Hampton began employing the persona of "David Poitier" to cadge free meals in restaurants. He then persuaded at least a dozen people into letting him stay with them in their homes or to give him money, including Melanie Griffith, Gary Sinise, and Calvin Klein. He told some of them that he was a friend of their children, some that he had just missed his plane to Los Angeles and that all his luggage was on it, some that his belongings had been stolen.

On 1983, Hampton was arrested and convicted for his frauds and was ordered to pay restitution of $4,490 to his various victims; on 2003 he died of AIDS-related complications.


Mary Baker: Princess Caraboo from the island of Javasu

On 1817, a cobbler in England, met an apparently disoriented young woman with exotic clothes who was speaking a language no one could understand. Locals brought many foreigners who tried to find out what strange language the lady was talking, until a Portuguese sailor "translated" her story: she was Princess Caraboo from the island of Javasu in the Indian Ocean. She had been captured by pirates, then jumped overboard in the Bristol Channel and swam ashore. For the next ten weeks, this representative of exotic royalty was a favourite of the local dignataries. She used a bow and arrow, fenced, swam naked and prayed to God, whom she termed Allah Tallah. She acquired exotic clothing and a portrait made of her was reproduced in local newspapers.

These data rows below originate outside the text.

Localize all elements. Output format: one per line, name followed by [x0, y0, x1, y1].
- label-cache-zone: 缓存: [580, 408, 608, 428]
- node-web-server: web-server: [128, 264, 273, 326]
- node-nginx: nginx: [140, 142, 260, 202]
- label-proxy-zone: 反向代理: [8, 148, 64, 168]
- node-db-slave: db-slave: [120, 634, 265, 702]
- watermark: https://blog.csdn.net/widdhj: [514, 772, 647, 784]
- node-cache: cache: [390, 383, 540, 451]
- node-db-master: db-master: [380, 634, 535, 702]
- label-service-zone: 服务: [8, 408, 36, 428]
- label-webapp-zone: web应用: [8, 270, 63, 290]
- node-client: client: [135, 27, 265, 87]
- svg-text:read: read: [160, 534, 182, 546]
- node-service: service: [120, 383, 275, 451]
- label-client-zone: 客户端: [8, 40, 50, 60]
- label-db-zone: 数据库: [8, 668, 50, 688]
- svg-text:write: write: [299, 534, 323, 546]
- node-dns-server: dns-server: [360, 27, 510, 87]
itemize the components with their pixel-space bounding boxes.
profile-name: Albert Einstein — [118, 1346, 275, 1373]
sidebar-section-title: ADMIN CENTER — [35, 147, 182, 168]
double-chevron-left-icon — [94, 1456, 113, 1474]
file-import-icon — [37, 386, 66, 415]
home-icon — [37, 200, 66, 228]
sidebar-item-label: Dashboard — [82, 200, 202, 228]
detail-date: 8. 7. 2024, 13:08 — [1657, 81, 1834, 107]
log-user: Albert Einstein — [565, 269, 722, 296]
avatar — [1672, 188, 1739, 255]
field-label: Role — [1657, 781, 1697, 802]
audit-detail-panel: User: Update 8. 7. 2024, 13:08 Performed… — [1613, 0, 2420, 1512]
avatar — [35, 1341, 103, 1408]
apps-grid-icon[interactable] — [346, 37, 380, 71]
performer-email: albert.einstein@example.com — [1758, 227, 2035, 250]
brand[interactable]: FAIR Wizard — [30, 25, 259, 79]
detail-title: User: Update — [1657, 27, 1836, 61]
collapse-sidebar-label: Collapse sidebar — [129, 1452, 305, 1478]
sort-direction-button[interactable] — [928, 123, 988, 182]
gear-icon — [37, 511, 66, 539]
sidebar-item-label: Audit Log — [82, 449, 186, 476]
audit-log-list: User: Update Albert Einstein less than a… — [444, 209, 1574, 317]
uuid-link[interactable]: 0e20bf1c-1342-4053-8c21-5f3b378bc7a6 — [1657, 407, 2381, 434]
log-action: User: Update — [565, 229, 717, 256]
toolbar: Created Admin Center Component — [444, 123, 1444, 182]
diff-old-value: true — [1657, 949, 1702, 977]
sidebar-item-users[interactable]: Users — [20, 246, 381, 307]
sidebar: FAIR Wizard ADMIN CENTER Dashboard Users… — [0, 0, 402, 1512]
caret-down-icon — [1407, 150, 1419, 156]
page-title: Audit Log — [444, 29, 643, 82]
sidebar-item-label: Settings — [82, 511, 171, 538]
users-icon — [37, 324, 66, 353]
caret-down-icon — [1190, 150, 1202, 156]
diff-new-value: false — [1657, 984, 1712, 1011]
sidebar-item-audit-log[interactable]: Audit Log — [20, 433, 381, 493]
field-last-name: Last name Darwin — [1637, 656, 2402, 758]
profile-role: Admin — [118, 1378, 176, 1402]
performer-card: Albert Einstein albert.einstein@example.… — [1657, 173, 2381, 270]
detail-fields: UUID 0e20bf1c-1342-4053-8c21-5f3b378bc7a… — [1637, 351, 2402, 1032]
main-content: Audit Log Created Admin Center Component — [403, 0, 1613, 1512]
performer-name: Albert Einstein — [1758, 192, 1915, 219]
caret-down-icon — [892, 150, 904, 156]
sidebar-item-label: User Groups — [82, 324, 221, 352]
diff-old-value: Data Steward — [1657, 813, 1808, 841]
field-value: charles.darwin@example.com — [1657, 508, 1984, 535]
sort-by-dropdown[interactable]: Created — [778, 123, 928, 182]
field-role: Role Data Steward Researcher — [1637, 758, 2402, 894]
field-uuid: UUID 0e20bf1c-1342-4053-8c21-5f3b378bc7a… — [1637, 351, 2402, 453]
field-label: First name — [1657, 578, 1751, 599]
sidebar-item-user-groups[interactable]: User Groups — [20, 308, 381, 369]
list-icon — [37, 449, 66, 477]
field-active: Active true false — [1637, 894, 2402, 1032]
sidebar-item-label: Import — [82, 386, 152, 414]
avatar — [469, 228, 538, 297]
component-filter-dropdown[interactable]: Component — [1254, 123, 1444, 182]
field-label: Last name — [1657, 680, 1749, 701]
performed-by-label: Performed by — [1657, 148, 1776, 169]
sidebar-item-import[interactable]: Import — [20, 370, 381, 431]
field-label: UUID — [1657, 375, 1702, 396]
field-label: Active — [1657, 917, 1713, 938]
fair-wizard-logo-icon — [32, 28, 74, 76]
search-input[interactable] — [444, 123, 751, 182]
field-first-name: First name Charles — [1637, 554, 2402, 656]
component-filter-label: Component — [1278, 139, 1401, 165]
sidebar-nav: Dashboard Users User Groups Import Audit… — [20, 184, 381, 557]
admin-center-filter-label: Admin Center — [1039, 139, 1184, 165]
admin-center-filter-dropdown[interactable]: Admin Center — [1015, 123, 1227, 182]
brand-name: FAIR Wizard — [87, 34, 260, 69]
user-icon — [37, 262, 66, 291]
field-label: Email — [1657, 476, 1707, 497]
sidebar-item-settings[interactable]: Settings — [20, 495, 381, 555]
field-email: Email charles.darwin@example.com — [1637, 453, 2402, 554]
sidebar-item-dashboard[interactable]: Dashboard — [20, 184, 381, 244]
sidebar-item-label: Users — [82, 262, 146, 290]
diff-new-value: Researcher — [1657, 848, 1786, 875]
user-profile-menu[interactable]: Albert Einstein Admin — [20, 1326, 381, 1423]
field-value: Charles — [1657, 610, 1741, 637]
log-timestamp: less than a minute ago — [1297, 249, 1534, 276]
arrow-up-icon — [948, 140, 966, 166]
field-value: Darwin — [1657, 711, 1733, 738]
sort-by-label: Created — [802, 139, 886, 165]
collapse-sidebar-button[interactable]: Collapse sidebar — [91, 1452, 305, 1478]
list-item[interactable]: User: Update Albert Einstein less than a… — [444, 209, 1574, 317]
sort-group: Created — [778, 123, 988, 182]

Eventually the truth came out: she was actually a cobbler's daughter, Mary Baker, from Devon. She had been a servant girl in various places all over England but had not found a place to stay. She had invented a fictitious language out of imaginary and gypsy words and created an exotic character. She continued her role in the USA, France and Spain without the same luck. Her story was the basis of the 1994 movie "Princess Caraboo", written by John Wells.


Milli Vanilli: the pop duo that tricked the world

A pop vocal duo composed of Fab Morvan and Rob Pilatus, Milli Vanilli was formed in Germany in the mid-1980s. The duo started to grow worldwide rapidly in 1988 and won the Grammy Award for Best New Artist on 1990. And then, in that same year, during a 'live' performance recorded by MTV at the Lake Compounce theme park in Connecticut, the recording of the song "Girl You Know It's True" jammed and began to skip, resulting in one of the most embarrassing moments in popular music history. The truth was revealed: the Milli Vanilli sound was actually created by Frank Farian featuring the vocal talents of other singers, and Morvan and Pilatus did not sing at all on the records.

After this, the Grammy Award they received was stripped from them, and at least 26 different lawsuits were filed under various U.S. consumer fraud protection laws against Pilatus, Morvan and Arista Records. In 1998, only ten years after Milli Vanilli's inital debut, Pilatus was found dead in a Frankfurt hotel of an apparent drug overdose.